Wholesalers: B-Stone are your partners in stone
Using wholesalers’ stock as your own gives your customers a wider choice, including all the new products, and improves your cash flow
One of the reasons for the continuing success of man-made quartz composites is that the makers of it produce a continual stream of new colours and textures to attract people to it. The latest from Technistone, one of the quartz brands sold by wholesalers B-Stone from their base in Northampton, is a translucent range.
That there is a demand for back-lit translucent material has been demonstrated by the growing popularity of natural onyx. Why wouldn’t the quartz producers cash in on that?
Roger Lill, who this month (March) celebrates his second year in charge of B-Stone in the UK for the Belgian owners, says quartz products now account for half of B-Stone’s turnover (which has doubled in the time he has been there, although he anticipates that this will be a year of consolidation).
“There’s certainly something driving the sales of quartz,” he told NSS from the new 3,000m2 warehouse that B-Stone moved into at the end of 2007 following the move from their previous premises that were developed for housing. “Whether it’s TV and magazine related or not I don’t know, but there are enormous benefits to quartz.”
As well as the lively Technistone products made in the Czech Republic, B-Stone also have exclusivity on the more subdued Diresco range that is made in Belgium and is often presented as a more resilient alternative to limestone.
Roger, who, like his predecessor at B-Stone, Dennis Verlinde, comes from outside the stone industry, brings to the business skills in logistics that help make sure worktop fabricators get their materials on time.
Coming from outside the industry he can see the advantages of both quartz and natural materials. He says the advantages of manufactured materials stem from their consistency. Unlike natural stone, a small sample will always be representative of the whole finished worktop. And it is consistent to work as well as to look at, with no softer or harder areas suddenly appearing to complicate sawing and polishing.
When quartz was first introduced, masons using it complained that it wore out expensive diamond tools more rapidly than granite, but the makers of diamond tools have addressed that issue.
And stone processors have now, by and large, stopped complaining that quartz is not a natural product. The stone processor’s skills are needed to work quartz and most have taken it on board – and been pleasantly surprised by its success. Rather than seeing granite sales replaced by quartz they have seen overall sales grow.
“Even in the time I have been involved in the industry,” says Roger, “I have seen more and more people buying quartz – people who used to say they would stick with natural granite.”

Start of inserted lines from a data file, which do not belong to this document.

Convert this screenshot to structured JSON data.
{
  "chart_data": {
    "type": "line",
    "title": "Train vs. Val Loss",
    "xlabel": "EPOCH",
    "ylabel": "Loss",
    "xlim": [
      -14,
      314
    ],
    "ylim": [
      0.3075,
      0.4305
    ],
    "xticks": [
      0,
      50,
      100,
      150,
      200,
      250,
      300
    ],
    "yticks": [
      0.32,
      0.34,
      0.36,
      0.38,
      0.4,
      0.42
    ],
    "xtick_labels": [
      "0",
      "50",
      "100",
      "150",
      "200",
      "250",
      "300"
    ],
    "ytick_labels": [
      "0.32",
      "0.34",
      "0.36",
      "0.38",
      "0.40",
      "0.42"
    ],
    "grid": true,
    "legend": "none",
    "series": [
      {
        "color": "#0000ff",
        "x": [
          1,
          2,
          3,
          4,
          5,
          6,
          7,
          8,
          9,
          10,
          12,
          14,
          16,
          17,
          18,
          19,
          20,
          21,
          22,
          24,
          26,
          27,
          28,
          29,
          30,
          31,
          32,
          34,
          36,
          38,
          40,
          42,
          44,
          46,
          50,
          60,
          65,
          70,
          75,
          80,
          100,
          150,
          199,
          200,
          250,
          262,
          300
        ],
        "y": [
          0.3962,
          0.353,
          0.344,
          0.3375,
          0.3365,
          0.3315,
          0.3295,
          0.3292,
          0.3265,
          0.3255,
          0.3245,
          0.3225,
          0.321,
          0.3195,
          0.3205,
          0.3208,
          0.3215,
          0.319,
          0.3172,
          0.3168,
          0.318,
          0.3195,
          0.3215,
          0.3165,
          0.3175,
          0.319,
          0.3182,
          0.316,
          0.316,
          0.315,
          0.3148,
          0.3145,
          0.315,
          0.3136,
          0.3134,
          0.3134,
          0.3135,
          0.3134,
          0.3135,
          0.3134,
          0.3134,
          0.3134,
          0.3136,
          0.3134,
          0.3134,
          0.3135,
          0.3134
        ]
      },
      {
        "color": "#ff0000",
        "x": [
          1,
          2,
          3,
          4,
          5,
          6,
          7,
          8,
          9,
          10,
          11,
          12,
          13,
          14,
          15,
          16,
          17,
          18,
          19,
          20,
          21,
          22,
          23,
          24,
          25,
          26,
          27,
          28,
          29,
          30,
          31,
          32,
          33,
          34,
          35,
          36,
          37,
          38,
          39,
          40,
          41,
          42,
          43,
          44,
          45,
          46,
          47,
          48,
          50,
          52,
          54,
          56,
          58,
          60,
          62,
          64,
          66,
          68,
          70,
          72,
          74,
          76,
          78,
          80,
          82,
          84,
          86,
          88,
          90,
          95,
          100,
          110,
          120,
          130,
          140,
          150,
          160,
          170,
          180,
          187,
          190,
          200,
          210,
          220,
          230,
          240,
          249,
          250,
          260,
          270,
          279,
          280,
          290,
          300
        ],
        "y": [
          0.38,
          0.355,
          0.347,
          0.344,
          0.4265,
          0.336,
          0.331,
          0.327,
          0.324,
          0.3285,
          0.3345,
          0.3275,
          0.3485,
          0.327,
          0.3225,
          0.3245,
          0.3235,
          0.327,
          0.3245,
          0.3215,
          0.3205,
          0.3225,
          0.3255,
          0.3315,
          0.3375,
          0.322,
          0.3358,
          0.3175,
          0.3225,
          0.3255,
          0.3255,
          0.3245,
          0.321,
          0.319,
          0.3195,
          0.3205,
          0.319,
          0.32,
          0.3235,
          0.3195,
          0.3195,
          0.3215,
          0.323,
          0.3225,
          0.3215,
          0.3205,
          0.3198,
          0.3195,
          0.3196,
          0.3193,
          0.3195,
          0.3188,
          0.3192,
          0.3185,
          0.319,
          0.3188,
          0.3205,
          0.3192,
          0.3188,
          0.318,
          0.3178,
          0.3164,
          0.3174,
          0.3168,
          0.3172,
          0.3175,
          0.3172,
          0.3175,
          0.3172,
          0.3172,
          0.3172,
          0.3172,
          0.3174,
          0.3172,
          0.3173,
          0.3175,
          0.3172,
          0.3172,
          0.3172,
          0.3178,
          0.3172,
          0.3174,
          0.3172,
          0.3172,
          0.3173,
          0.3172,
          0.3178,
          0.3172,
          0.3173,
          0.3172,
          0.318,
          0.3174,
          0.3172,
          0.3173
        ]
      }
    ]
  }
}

He understands the thinking behind the objections. At one time he ran his own cabinetmaking business and there was the same objection to using what were then relatively new board materials such as MDF and chipboard. Traditionalists wanted to use solid wood. Then people wanted melamine surfaces on the boards. “We didn’t want to do it. It was part of the reason we closed the business down,” he says.
He felt the man-made materials then were a move down-market that he did not want to take, but he says quartz is not like that, not least because it is not generally cheaper than granite. But with half B-Stones sales still coming from natural materials, as tiles as well as slabs, Roger certainly does not dismiss granite, limestone, marble and slate.
He says: “Quartz doesn’t have the character of granite. It doesn’t have the depth of something like Spectralite… but then you don’t get the inherent problems of vents, nor of two worktops from the same slab looking different.
“I’m sure granite will always have a place. There are always going to be people who insist on having the natural material. Some people value its differences. They like the character and the fact that each piece is unique.”
But whether it is natural stone or man-made quartz, slab or tiles, B-Stone have even more of it on offer since they moved into their new, brighter warehouse that is double the size of their old premises. It presents a good atmosphere for fabricators to send their customers to in order to choose the slabs they want their kitchen worktops made from.
And with the downturn Roger believes wholesalers will have a more important role to play in helping fabricators improve their cash flow by not having to hold large stocks themselves but still being able to offer a large choice to their customers.
B-Stone keep about 3,000 slabs of 350 different natural and quartz materials in stock at any one time – and you can see what actually is in stock in their warehouse, rather than a library shot of a piece of stone, on their website.
The website also has a trade area with prices and for the end user a supplier locator that identifies fabricators who are B-Stone’s customers in any particular part of the UK.
As well as their warehouse in Northampton with its two delivery trucks, B-Stone also have Veronique Rousseau, their Sales Manager in the South East and Simon Notman selling to the rest of the UK, including Northern Ireland. They would be delighted to arrange to pay you a visit.
B-Stone also have the back-up of a 30,000m2 warehouse on an 18-acre site in Belgium, which is only a quick trip through the Channel Tunnel away if a customer is looking for materials, or quantities of it, that are not available in the UK. In Belgium, BMB, whose directors established the British company, import blocks from all over the world to process in their two 7,500m2 factories.
Roger Lill says he has thoroughly enjoyed his foray into the stone industry. “I like it enough to want to stay in it,” he says.